Aynı şekilde cemiyetin insan yetiştirmedeki rolü ve tesiri de ihmal edilemez. İnsanın şahsiyeti ve karakteri, fıtrat ve irsiyet kadar, yetişmesine de bağlıdır. Bu yüzdendir ki tarihçe bilinen en eski devirlerden beri çocuğa, çocuğun yetiştirilmesine ehemmiyet verilmiş, alâka gösterilmiştir. İlkel toplumlardan en ileri ülkelere kadar târihî, coğrafî, ırkî ayrılıklar içinde bütün toplumların kendilerine has bir terbiye sistemleri, bir terbiye metodları olmuştur. Çocuk, dolayısıyle genç nesil, benimsenmiş ve asırlar boyunca geliştirilmiş bir sistem ve metodun uygulanması ile mensup olduğu cemiyetin istediği formasyonu alır; istenen, beklenen hale gelir!
AİLE VE ÇOCUK
Bu uygulamayı kim yapar? İlmî bir gerçektir ki terbiye, aile-mektep-çevrenin müşterek eseridir. Çocuğun yetişmesinde ilk müessir faktör ise ailedir. İnsanın yarını, şahsiyeti, karakteri, mutluluğu üzerine ilk damgayı, ilk mührü vuracak olan ailedir.

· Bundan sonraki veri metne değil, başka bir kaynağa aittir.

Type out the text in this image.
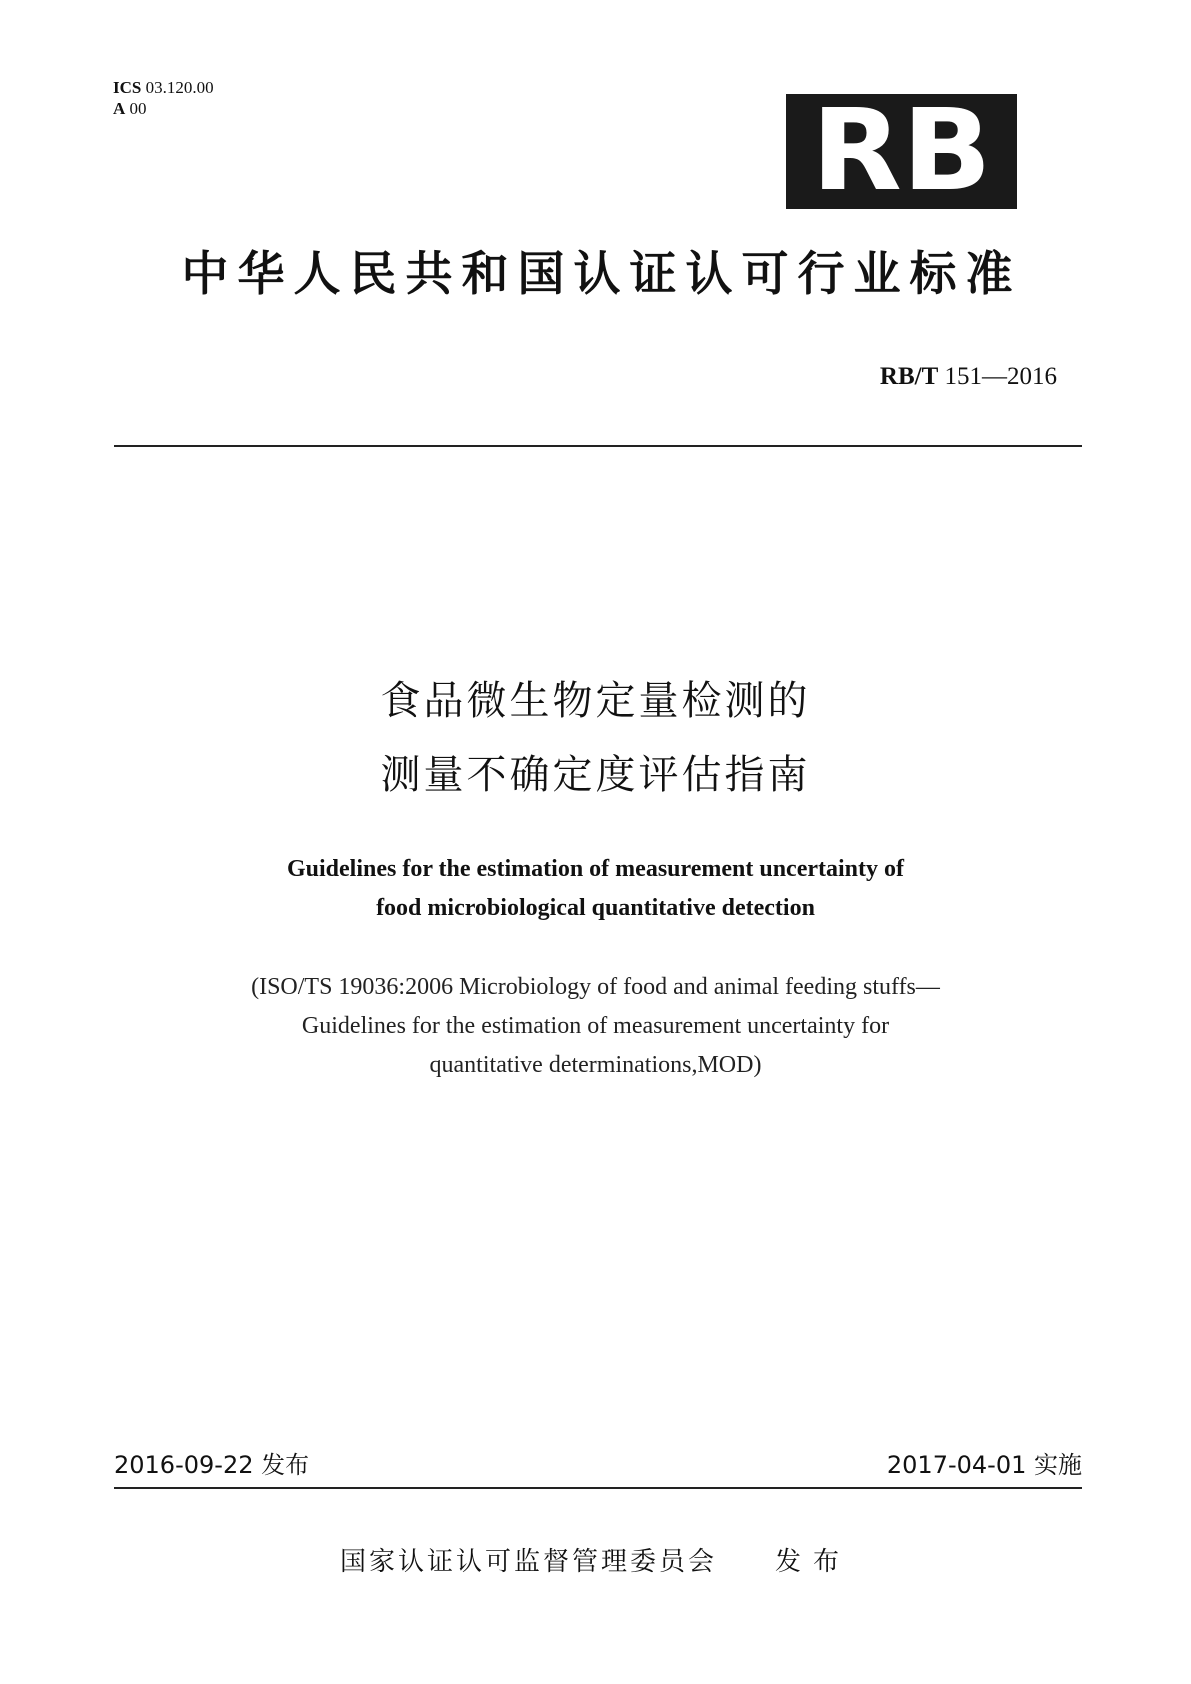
ICS 03.120.00
A 00	RB
中华人民共和国认证认可行业标准
RB/T 151—2016
食品微生物定量检测的
测量不确定度评估指南
Guidelines for the estimation of measurement uncertainty of
food microbiological quantitative detection
(ISO/TS 19036:2006 Microbiology of food and animal feeding stuffs—
Guidelines for the estimation of measurement uncertainty for
quantitative determinations,MOD)
2016-09-22 发布	2017-04-01 实施
国家认证认可监督管理委员会 发布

İnsanın şahsiyeti, karakteri, mutluluğu vardır da (çocuk)unki yok mudur? İnsan hayatı, çocukluktan başlayıp gelişen bir bütündür. Bizatihi çocuk bir varlıktır. Eşyadan, canlıdan ayrı bir mevcudiyettir. İnsanı bilmek, insana değer vermek demek, çocuğa değer vermek demektir.
İnsan binasının temel taşları, çocukda, çocukluk çağlarındadır. Çocuğu sevmek, çocuğu korumak, çocuğu anlamak demek, aslında yarınki insanı, yarınki cemiyeti tanımak, sevmek korumak demektir. Beşerî bir egoizma içinde çocuğu küçümsemek, horlamak, mühimsememek, aslında insana, insanlığa, insanlığın yarınına kastetmek olur. Bu bakımdan çocuğa bir yıl tahsis edilmîş olmasını insanlığın ve cemiyetimizin geleceği adına minnetle karşılıyoruz.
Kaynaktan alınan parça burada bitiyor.